Why the fuck did you have to watch Turistas that time it came on Starz? Why the fuck do you even have Starz? You don’t even like movies like that yet you sat there and watched the whole goddamn thing. Just like you always watch that bullshit on Starz. Sure the girls were smoking in Turistas but you were a fucking film major, Adam. At Wesleyan University! That’s a good goddamn program. You’re better than drivel like that. You can’t check your libido for one fucking second and realize you’re watching horror detritus? And where did it get you? About to be the star of Turistas 2 right here in the middle of the goddamn jungle. I hope you’re happy. You fucking idiot.

$120,000 Film Degree, this is all it takes to get you to watch horseshit

But I wasn’t happy. I was pretty frantic to tell you the truth. For if we didn’t wind up slashed the fuck up and chopped into tiny pieces to be served to the Under-20 Brazilian National Team –  everyone knows the secret to the jogo bonito style of Brazilian soccer is human flesh  – at the very least we’d wind up one of those stories you hear about in USA Today 200-word global news roundups: Dip-shit American tourists fall off the side of a mountain in Brazil.

So we just kept forging ahead. Because if Bear Grylls has taught me anything in my many, many viewings of Man vs. Wild, it’s that you always keep moving. And so we did. Slowly. Occasionally we would hear creatures shuffling through the brush nearby and we would both think about the jaguars that people told us still inhabited this island and we would just keep moving, not even addressing it until we were sure we were far beyond it. If I were in back I would have to say “light” and Gabe would turn around and illuminate the path that he had just traversed, so I wouldn’t snap my ankles between rocks, roots or wet earth. If I were in front, I would do Gabe the same favor. It was stupid, it was insane and nerve-wracking, but at times, it was absolutely incredible. Magic even. And though Gabe and I didn’t admit that we were scared most of the time – at least not until later, back in town, over celebratory Itaipavas – nevertheless there were still these amazing moments where we would stop to catch our breath and drink what little water we had left, moments where we would look up at a patch of the stars visible through the hungry canopy, silently listening to the strange jungle sounds in the dark.

When would we ever experience something like this again?

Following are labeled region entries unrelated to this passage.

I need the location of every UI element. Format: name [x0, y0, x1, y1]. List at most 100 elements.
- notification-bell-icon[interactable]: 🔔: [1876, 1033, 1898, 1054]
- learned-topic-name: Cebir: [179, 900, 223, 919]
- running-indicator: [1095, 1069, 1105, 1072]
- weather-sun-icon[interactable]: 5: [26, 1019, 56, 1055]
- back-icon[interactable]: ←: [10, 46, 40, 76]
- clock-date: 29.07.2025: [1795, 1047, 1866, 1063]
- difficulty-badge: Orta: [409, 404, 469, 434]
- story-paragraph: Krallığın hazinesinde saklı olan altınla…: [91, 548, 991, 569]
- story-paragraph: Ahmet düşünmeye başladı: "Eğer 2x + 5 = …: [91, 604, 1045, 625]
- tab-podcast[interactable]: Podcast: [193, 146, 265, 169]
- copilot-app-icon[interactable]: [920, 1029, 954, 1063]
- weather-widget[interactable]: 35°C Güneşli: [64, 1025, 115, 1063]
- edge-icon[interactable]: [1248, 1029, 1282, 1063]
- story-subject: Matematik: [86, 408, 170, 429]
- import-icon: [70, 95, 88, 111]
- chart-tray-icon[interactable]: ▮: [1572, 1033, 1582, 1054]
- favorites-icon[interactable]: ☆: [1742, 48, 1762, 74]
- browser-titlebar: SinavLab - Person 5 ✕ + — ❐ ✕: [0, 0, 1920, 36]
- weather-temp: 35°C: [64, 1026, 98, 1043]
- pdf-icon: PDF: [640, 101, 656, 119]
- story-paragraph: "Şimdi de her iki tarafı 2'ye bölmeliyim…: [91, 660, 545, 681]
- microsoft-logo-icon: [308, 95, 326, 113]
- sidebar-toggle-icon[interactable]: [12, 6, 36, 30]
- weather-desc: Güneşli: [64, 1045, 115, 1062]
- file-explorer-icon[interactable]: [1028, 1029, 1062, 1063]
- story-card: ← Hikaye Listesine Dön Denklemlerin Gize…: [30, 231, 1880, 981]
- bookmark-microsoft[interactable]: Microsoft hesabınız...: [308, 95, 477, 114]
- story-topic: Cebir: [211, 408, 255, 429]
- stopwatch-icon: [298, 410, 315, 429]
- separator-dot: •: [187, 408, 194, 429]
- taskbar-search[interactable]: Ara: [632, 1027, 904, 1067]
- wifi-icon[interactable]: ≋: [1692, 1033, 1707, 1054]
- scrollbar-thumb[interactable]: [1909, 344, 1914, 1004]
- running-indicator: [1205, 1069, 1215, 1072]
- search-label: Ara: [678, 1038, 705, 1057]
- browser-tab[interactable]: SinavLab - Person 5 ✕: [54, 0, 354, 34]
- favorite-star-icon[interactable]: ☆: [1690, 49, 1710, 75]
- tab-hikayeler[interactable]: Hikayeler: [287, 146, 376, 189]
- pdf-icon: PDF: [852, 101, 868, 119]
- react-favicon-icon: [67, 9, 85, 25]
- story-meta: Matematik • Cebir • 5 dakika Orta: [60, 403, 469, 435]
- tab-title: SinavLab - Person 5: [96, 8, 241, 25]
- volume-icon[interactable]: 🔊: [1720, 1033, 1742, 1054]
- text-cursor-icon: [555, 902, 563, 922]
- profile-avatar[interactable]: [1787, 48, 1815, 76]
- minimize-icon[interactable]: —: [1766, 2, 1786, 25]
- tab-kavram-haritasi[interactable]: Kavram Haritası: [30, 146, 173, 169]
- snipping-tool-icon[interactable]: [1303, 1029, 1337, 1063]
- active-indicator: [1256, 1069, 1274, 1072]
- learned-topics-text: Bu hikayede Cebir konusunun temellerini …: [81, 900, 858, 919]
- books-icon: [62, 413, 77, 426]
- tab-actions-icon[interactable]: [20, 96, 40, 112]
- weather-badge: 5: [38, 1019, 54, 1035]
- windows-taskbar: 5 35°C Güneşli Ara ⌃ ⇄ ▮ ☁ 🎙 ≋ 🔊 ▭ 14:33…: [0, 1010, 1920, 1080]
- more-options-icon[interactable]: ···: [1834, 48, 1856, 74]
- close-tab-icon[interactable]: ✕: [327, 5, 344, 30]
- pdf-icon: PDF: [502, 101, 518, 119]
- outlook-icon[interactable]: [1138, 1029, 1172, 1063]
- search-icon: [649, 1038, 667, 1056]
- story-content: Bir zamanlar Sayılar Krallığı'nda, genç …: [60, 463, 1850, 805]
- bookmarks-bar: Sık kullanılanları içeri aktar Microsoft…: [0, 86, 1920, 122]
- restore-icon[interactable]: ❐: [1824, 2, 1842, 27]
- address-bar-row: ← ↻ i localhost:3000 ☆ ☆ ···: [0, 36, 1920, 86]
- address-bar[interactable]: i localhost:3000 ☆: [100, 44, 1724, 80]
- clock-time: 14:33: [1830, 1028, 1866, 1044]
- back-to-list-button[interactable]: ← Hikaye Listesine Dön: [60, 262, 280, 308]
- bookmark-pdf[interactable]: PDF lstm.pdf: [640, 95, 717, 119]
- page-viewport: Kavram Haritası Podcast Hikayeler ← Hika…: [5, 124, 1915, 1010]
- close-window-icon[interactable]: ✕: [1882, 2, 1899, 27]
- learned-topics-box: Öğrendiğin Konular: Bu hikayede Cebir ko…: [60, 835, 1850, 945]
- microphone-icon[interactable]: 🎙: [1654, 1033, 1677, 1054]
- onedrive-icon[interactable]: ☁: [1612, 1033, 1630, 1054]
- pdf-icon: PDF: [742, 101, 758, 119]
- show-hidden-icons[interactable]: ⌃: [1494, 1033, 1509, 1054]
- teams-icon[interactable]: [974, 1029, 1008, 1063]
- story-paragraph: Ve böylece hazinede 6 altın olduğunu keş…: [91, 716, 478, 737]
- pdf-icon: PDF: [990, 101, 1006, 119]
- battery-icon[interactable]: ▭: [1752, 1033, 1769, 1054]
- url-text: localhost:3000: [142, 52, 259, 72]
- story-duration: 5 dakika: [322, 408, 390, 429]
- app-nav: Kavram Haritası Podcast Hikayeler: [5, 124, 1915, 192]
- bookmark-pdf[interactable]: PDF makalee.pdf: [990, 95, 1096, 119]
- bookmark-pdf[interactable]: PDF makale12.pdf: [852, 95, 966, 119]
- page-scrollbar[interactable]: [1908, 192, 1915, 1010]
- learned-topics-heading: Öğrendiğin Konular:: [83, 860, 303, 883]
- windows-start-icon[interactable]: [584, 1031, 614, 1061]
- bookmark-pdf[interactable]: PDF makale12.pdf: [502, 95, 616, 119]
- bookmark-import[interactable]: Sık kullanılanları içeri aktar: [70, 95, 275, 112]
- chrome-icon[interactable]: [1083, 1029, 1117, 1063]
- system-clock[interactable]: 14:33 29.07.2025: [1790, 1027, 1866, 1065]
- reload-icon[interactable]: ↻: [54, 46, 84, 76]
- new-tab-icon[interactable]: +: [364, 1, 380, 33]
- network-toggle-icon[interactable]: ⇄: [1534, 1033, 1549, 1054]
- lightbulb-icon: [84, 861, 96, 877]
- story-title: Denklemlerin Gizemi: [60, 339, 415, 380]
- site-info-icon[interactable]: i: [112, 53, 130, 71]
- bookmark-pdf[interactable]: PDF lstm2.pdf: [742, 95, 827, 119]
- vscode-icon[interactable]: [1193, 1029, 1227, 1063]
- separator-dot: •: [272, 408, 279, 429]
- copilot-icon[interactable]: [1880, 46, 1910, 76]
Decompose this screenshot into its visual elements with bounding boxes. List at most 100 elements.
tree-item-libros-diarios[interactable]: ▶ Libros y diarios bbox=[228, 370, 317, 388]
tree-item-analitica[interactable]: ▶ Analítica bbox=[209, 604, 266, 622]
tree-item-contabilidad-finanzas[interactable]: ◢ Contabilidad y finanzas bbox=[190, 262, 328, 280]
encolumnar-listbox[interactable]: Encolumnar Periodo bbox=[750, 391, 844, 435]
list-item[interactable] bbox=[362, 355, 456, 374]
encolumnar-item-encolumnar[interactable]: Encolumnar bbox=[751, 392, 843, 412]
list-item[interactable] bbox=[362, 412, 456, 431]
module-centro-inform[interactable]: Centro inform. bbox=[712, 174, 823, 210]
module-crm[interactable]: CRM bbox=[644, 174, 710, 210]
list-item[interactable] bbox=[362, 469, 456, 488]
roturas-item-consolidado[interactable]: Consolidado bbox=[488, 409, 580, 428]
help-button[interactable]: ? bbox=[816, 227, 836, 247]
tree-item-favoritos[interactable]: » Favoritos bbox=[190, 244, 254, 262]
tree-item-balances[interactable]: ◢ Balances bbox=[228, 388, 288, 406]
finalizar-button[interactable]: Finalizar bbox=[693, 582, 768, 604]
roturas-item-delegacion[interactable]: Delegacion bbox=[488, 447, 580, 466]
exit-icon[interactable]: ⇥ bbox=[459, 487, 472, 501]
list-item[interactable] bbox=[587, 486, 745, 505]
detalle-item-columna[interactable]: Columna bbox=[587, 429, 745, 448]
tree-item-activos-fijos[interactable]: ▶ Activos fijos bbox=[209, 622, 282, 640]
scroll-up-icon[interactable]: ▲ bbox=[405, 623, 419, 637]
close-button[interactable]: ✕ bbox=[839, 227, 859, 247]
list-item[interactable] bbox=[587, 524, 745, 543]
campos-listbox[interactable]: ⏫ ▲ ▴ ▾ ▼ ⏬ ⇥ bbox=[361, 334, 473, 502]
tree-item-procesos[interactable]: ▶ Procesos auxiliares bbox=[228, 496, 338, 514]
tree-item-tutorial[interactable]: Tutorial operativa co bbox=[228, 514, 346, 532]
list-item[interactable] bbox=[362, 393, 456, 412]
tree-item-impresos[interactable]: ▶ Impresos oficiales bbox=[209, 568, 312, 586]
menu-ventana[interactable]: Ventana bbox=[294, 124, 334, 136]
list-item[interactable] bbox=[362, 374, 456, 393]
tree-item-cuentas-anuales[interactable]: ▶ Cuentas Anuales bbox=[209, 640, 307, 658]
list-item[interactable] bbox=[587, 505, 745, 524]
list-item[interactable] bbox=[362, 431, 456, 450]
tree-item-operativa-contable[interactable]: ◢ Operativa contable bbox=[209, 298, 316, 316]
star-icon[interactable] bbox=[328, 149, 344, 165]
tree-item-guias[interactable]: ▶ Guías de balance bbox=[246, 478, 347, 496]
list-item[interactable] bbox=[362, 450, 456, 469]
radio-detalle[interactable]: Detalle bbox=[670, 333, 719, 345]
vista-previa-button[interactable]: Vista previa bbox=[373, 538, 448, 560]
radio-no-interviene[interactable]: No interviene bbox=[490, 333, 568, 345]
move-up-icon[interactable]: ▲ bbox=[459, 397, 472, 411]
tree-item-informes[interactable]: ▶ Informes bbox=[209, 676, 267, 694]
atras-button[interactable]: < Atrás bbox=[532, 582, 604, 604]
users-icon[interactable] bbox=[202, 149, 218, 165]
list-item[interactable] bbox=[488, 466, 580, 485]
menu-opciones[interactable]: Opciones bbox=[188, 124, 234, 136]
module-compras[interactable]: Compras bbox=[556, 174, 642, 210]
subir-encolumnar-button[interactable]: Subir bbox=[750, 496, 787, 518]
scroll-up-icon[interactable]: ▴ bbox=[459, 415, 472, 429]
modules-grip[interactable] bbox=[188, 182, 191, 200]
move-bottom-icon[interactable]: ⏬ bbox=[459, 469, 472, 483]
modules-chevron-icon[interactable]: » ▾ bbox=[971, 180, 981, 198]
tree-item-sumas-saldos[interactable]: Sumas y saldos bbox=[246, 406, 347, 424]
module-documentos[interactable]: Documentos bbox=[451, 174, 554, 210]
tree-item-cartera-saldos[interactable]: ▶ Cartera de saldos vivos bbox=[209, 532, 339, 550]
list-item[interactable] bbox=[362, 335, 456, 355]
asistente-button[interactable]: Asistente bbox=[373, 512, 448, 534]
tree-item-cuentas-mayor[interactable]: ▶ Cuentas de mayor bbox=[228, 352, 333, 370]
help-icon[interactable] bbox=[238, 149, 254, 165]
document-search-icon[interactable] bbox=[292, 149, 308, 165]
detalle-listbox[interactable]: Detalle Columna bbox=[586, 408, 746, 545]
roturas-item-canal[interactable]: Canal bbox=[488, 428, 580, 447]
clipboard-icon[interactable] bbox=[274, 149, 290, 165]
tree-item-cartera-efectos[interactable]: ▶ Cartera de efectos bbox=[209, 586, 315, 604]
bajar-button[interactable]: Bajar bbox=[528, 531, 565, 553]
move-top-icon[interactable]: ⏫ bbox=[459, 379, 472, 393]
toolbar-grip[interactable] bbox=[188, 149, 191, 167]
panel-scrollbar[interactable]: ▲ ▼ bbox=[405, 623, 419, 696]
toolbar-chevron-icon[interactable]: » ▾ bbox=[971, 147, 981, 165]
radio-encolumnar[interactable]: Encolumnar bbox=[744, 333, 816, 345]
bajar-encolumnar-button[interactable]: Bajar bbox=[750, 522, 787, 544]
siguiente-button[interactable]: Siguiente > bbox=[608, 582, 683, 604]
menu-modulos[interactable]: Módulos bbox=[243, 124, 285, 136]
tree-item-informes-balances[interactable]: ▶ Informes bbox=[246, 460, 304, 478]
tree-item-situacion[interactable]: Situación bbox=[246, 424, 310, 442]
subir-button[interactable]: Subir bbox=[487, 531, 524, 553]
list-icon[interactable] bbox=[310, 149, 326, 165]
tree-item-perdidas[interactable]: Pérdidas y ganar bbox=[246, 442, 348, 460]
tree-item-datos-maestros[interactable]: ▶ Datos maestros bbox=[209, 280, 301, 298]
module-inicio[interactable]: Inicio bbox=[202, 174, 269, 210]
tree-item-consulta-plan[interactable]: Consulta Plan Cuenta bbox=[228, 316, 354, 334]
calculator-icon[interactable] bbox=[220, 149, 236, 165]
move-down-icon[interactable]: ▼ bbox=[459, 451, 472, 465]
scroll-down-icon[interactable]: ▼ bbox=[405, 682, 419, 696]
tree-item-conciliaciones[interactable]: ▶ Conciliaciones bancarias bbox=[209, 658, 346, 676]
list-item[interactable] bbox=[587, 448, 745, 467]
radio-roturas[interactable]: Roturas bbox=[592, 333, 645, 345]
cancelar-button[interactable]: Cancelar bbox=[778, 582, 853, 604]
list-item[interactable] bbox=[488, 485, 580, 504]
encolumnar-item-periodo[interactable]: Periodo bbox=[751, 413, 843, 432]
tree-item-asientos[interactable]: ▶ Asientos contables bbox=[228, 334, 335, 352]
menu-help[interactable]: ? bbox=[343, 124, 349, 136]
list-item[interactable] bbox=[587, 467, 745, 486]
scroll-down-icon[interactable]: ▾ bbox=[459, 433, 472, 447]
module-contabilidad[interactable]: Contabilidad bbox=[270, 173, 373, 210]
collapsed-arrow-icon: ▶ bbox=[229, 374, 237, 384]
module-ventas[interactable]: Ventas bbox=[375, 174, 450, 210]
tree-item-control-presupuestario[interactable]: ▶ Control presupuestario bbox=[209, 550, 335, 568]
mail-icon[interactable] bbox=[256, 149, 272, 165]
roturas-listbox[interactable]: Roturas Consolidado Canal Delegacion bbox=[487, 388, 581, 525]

After two-and-a-half hours of this we finally started to see the lights of the town below. The end of our death march was nigh. We only lost then re-found the trail a handful more times and then suddenly we were spat out of the jungle, back onto that same back, dirt road from whence we had come some five hours ago. And we knew we were safe. A few kilometers later we were back in town, covered in mud and sweat and blood, we discovered, from the prickly branches that lashed at us every time we lost the trail, but we were no worse for the wear. We walked like that through the locals and pregnant island dogs and backpackers back to our hotel. We cleaned ourselves up and headed back in to town for a bite to eat, maybe a few beers as we related the story to whatever new friends cared to listen. Because it had been too strange and amazing of a day-into-night not to talk about. The next caipirinha blackout was no doubt right around the corner. Tomorrow would surely be another Late Start.